Anyone else having job engine issues affecting polling.

We are on version 2023.2.0

What we have noticed since upgrading to this version is an issue where suddenly interface start to drop out of polling. Then randomly devices bounce in and out of polling. Then Agents start to disconnect the monitored servers were not touched. And then we no have unreliable polling because of this.

when I check the job engine logs i see this:

2023-05-25 09:38:45,014 [29] WARN  SolarWinds.JobEngine.AgentSupport.Routing.JobRouterAgentProxy - (null)  Error during 'Clear scm' call. SolarWinds.JobEngine.JobEngineCommunicationException: Unable to communicate with agent JobEngine on endpoint 6fb9d5fd-4531-4c6a-96a4-55e919fc12cc. Response to message 'Clear' was not received in '00:02:00'.

This is from top to bottom of the logs with a few other random warnings in between. This is not typical. Usually I look in the job engine and it's always normal operations so to see several logs and all them say the same exact thing on all pollers indicates the job engine is the problem. 

Now I've done a repair on on engine I've been working on. It didn't work.

I cleared the SDF files and had them regenerate. It didn't work. 

I cleared up a whole bunch of agents no longer in use. Cleared up credential issues. etc. I did a good effort on house cleaning. This didn't help.

I'm at a point I'm considering doing a complete clean uninstall on that engine and a reinstall. But kind of skeptical if that will help if the above did not. The Agent messaging service was the service that was having issues as well and that log has a bunch of warnings and errors too. 

Same with the collector. It almost seems as if the core polling components are all not working properly. Has anyone had similar issues?

Parents
  • We are having similar problems. I got a support case open. So far we made it past the basic questions and now waiting on a response. Reading the case notes for SolarWinds Platform 2023.2.1, there is mention of a fix called "Alerting issues that occurred after the upgrade to 2023.2 were addressed." This is vague since if SNMP is not polling, some alerts are not working. 

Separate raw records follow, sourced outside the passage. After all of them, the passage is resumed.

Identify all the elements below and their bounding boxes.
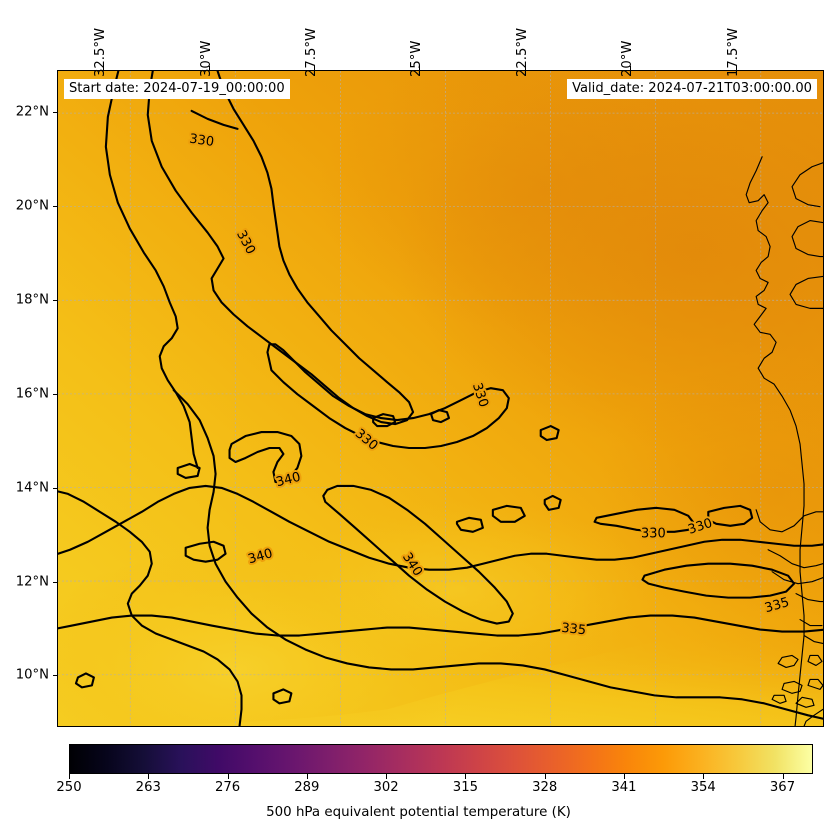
- x-tick-mark: [630, 66, 632, 70]
- colorbar-tick-mark: [623, 774, 625, 779]
- contour-label: 330: [686, 516, 714, 538]
- colorbar-label: 500 hPa equivalent potential temperature…: [266, 805, 571, 820]
- map-axes[interactable]: 330 330 330 330 330 330 335 335 340 340 340 Start …: [57, 70, 824, 727]
- y-tick-mark: [53, 393, 57, 395]
- contour-lines: [58, 71, 823, 726]
- colorbar[interactable]: 250 263 276 289 302 315 328 341 354 367: [56, 744, 813, 795]
- colorbar-tick-mark: [306, 774, 308, 779]
- colorbar-tick-label: 354: [690, 780, 716, 795]
- colorbar-tick-label: 289: [294, 780, 320, 795]
- x-tick-mark: [524, 66, 526, 70]
- y-tick-label: 18°N: [15, 292, 49, 308]
- theta-e-field: [58, 71, 823, 726]
- colorbar-tick-mark: [386, 774, 388, 779]
- x-tick-label: 22.5°W: [514, 28, 530, 77]
- x-tick-mark: [735, 66, 737, 70]
- colorbar-tick-mark: [465, 774, 467, 779]
- y-tick-label: 10°N: [15, 667, 49, 683]
- colorbar-tick-label: 250: [56, 780, 82, 795]
- coastline-overlay: [745, 156, 823, 726]
- y-tick-mark: [53, 112, 57, 114]
- x-tick-mark: [208, 66, 210, 70]
- y-tick-label: 14°N: [15, 480, 49, 496]
- x-tick-label: 17.5°W: [725, 28, 741, 77]
- contour-label: 340: [247, 546, 275, 567]
- y-tick-label: 12°N: [15, 574, 49, 590]
- colorbar-tick-label: 315: [452, 780, 478, 795]
- x-tick-label: 30°W: [198, 40, 214, 77]
- y-tick-mark: [53, 206, 57, 208]
- y-tick-label: 16°N: [15, 386, 49, 402]
- contour-label: 330: [188, 132, 215, 150]
- colorbar-tick-label: 367: [769, 780, 796, 795]
- contour-label: 335: [763, 595, 791, 616]
- y-tick-label: 20°N: [15, 198, 49, 214]
- x-tick-label: 27.5°W: [304, 28, 320, 77]
- x-tick-mark: [314, 66, 316, 70]
- contour-label: 330: [352, 426, 381, 453]
- x-tick-label: 20°W: [620, 40, 636, 77]
- contour-label-layer: 330 330 330 330 330 330 335 335 340 340 340: [186, 130, 793, 641]
- contour-label: 340: [399, 550, 425, 579]
- colorbar-tick-label: 341: [611, 780, 637, 795]
- contour-label: 330: [469, 381, 491, 409]
- x-tick-label: 32.5°W: [93, 28, 109, 77]
- x-tick-mark: [419, 66, 421, 70]
- colorbar-tick-label: 263: [135, 780, 161, 795]
- contour-label: 335: [561, 621, 587, 639]
- x-tick-mark: [103, 66, 105, 70]
- colorbar-tick-label: 328: [532, 780, 558, 795]
- y-tick-label: 22°N: [15, 104, 49, 120]
- colorbar-tick-label: 302: [373, 780, 399, 795]
- colorbar-tick-mark: [69, 774, 70, 779]
- valid-date-annotation: Valid_date: 2024-07-21T03:00:00.00: [567, 79, 817, 99]
- y-tick-mark: [53, 299, 57, 301]
- colorbar-tick-mark: [148, 774, 150, 779]
- colorbar-tick-mark: [703, 774, 705, 779]
- start-date-annotation: Start date: 2024-07-19_00:00:00: [64, 79, 290, 99]
- y-tick-mark: [53, 487, 57, 489]
- contour-label: 340: [275, 470, 303, 491]
- y-tick-mark: [53, 581, 57, 583]
- colorbar-tick-label: 276: [214, 780, 241, 795]
- x-tick-label: 25°W: [409, 40, 425, 77]
- contour-label: 330: [233, 228, 258, 257]
- y-tick-mark: [53, 675, 57, 677]
- contour-label: 330: [641, 526, 666, 541]
- colorbar-tick-mark: [227, 774, 229, 779]
- colorbar-tick-mark: [782, 774, 784, 779]
- colorbar-tick-mark: [544, 774, 546, 779]
- colorbar-gradient: [69, 744, 813, 774]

    All the SolarWinds services are running and when I restart the services, it normally comes back up. This is a pain since as had a few major event happen on campus and SolarWinds did not pick it up as designed since the SNMP Polling stops randomly. 

Reply
  • We are having similar problems. I got a support case open. So far we made it past the basic questions and now waiting on a response. Reading the case notes for SolarWinds Platform 2023.2.1, there is mention of a fix called "Alerting issues that occurred after the upgrade to 2023.2 were addressed." This is vague since if SNMP is not polling, some alerts are not working. 

    All the SolarWinds services are running and when I restart the services, it normally comes back up. This is a pain since as had a few major event happen on campus and SolarWinds did not pick it up as designed since the SNMP Polling stops randomly. 

Children
  • Mention this thread to support. I started to try and consolidate similar instances of everyone having polling issues so they could investigate on their end. 

    They have identified there is a polling issue as it appears like everyone is reporting the same thing once service is restarted it works for a bit then it stops. But they haven't figured out the root of this yet as in different environments different things are causing the same or similar errors making it hard to figure out what exactly is the root of the issue but they appear to be honing in on a possible solution. At least it's what I understand based on what they have told me. 

    But feel free to mention this thread to them so they can start putting all of our cases together under these polling issues. They have grabbing performance counter logs manually on our services to try and catch the error as in our case our logs aren't catching much of anything yet it's clear as day that polling randomly just keeps stopping regardless if the logs are reporting anything or not. 

    Hopefully they can catch it with these manual logs to understand what's going on. I've been manually keeping an eye on the next poll times on the pollers if they all start to fall back that's usually when I restart the job engine on that particular poller and it gets things going again. Haven't figured out how to automate this yet in a way that works correctly. So I've been manually doing this. 

    I just hope solarwinds figures this out quickly. As it's becoming a rather heavy effort to keep things stable.